Читать «История физики, изложенная курам на смех» онлайн - страница 30

О. Х. Деревенский

Но передышки Эйнштейну не дали. На него тут же набросились совсем уж темные нерюхи, которым, видите ли, не понравились следовавшие из теории Эйнштейна “новые представления о пространстве и времени”. Насквозь погрязнув в предрассудках, нерюхи кричали о том, что эти представления противоречат какому-то, простите за выражение, “здравому смыслу”. Из вежливости пришлось держать ответ и перед этой публикой. С ней, правда, было проще. Есть народная примета: если теория заключается в постулировании опытных фактов, то это к тому, что такая теория будет неплохо подтверждаться опытом. И, едва заслышав, что теория Эйнштейна подтверждается на опыте блестяще, руководствовавшаяся здравым смыслом публика моментально прекращала свои реакционные нападки. Так что мало-помалу гениальность теории стали, кроме Эйнштейна, понимать еще человека четыре. А когда для подсчета этих особо понятливых не стало хватать пальцев на обеих руках, то философы спохватились и решили добиться того, чтобы эту гениальность понимал каждый. И ведь, молодцы, как же они старались, чертяки!
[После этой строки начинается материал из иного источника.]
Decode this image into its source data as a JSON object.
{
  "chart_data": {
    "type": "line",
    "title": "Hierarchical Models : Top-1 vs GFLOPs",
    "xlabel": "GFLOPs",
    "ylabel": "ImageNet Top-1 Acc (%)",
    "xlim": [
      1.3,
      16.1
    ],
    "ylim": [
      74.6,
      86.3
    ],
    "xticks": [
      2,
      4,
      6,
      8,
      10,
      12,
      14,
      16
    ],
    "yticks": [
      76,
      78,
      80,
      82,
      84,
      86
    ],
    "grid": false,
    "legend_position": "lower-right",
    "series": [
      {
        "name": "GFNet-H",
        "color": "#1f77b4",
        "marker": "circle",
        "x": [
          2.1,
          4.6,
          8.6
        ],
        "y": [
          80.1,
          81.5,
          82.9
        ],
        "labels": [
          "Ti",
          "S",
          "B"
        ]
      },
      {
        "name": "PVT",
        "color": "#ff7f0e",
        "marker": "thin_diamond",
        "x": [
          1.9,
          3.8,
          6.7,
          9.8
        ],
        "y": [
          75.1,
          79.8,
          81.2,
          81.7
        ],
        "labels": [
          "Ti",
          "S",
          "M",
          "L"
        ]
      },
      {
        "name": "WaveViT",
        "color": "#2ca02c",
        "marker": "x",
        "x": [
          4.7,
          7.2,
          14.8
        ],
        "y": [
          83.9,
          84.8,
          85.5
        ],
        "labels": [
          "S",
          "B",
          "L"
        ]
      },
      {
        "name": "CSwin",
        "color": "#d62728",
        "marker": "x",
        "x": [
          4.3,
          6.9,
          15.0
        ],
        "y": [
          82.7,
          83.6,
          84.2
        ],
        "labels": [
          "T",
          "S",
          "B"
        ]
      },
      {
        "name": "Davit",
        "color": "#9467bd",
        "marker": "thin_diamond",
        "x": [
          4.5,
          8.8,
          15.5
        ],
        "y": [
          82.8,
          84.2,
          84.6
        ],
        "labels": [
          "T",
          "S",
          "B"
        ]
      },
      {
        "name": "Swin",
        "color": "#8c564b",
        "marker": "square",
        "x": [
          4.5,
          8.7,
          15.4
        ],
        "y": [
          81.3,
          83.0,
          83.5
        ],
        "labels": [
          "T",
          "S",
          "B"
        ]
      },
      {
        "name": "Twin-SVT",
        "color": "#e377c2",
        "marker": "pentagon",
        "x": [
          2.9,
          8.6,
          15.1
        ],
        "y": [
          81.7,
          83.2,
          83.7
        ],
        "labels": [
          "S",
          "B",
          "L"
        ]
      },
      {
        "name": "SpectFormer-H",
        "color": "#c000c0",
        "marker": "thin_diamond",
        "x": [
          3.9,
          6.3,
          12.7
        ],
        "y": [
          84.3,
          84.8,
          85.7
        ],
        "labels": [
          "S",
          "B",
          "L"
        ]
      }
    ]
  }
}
Кстати, до сих пор встречаются недоумки, которые считают, что все было сделано еще до Эйнштейна: Мах и Освальд, дескать, потрудились на идеологическом фронте, Лорентц и Кє - на математическом, Майкельсон и Кє - на экспериментальном. Нет - нужен был гений Эйнштейна, чтобы сделать следующий шаг, сказавши: “Ребята, да ведь все оно так и есть!” Более того, насчет экспериментального фронта - это еще как сказать! “Мне часто задают вопрос,- заявил как-то Эйнштейн,- знал ли я о результатах опыта Майкельсона-Морли до написания своих классических работ. Неужели не ясно, господа, что однозначно ответить на этот вопрос невозможно? В самом деле, первый результат был получен, когда мне было два годика, после чего он неоднократно перепроверялся. Ну, и что с того? Мог я не знать об этих результатах? Конечно, мог. Поэтому я и не уточнял в тех работах, какие именно эксперименты я там имел в виду.”

Надо сказать, что к этому времени в физике уже завершилось “великое разделение труда”: из аморфного конгломерата тружеников выделились земледельцы от физики, т.е. экспериментаторы, и скотоводы, то бишь, теоретики. Это произошло не по чьей-то прихоти - просто физика в своем развитии достигла такого уровня, когда одному человеку стало уже не под силу двигать науку, что-то в ней делая и в то же время соображая, что же ты делаешь. Вот они промеж собою и рассудили: ты, дескать, делай, а я, так и быть, соображать буду. И работа закипела! Вскоре, однако, теоретики осознали минусы своего положения. Понимаете, так уж издавна повелось, что критерием истинности теории считается ее согласие с экспериментом. “Хорошенькое дело получается,- сетовали теоретики,- мы, значит, сушим мозги, создавая дивные теории, а эти, с позволения сказать, коллеги, которые только и могут накручивать гайки, искать течи и затыкать дыры, говорят нам “извините” вместо “спасиба”. Понятно, что подобные настроения мало способствовали научному прогрессу. Так вот, оздоровил эту неприглядную ситуацию опять же не кто иной, как Эйнштейн. Он показал, что любую душе угодную теорию можно блестяще подтвердить экспериментами! Чтобы подчеркнуть особую важность такого рода экспериментов, их стали называть “мысленными”. Легко видеть, что, умело применяя этот могучий инструмент познания, можно попутно съэкономить целую прорву финансовых и материальных ресурсов!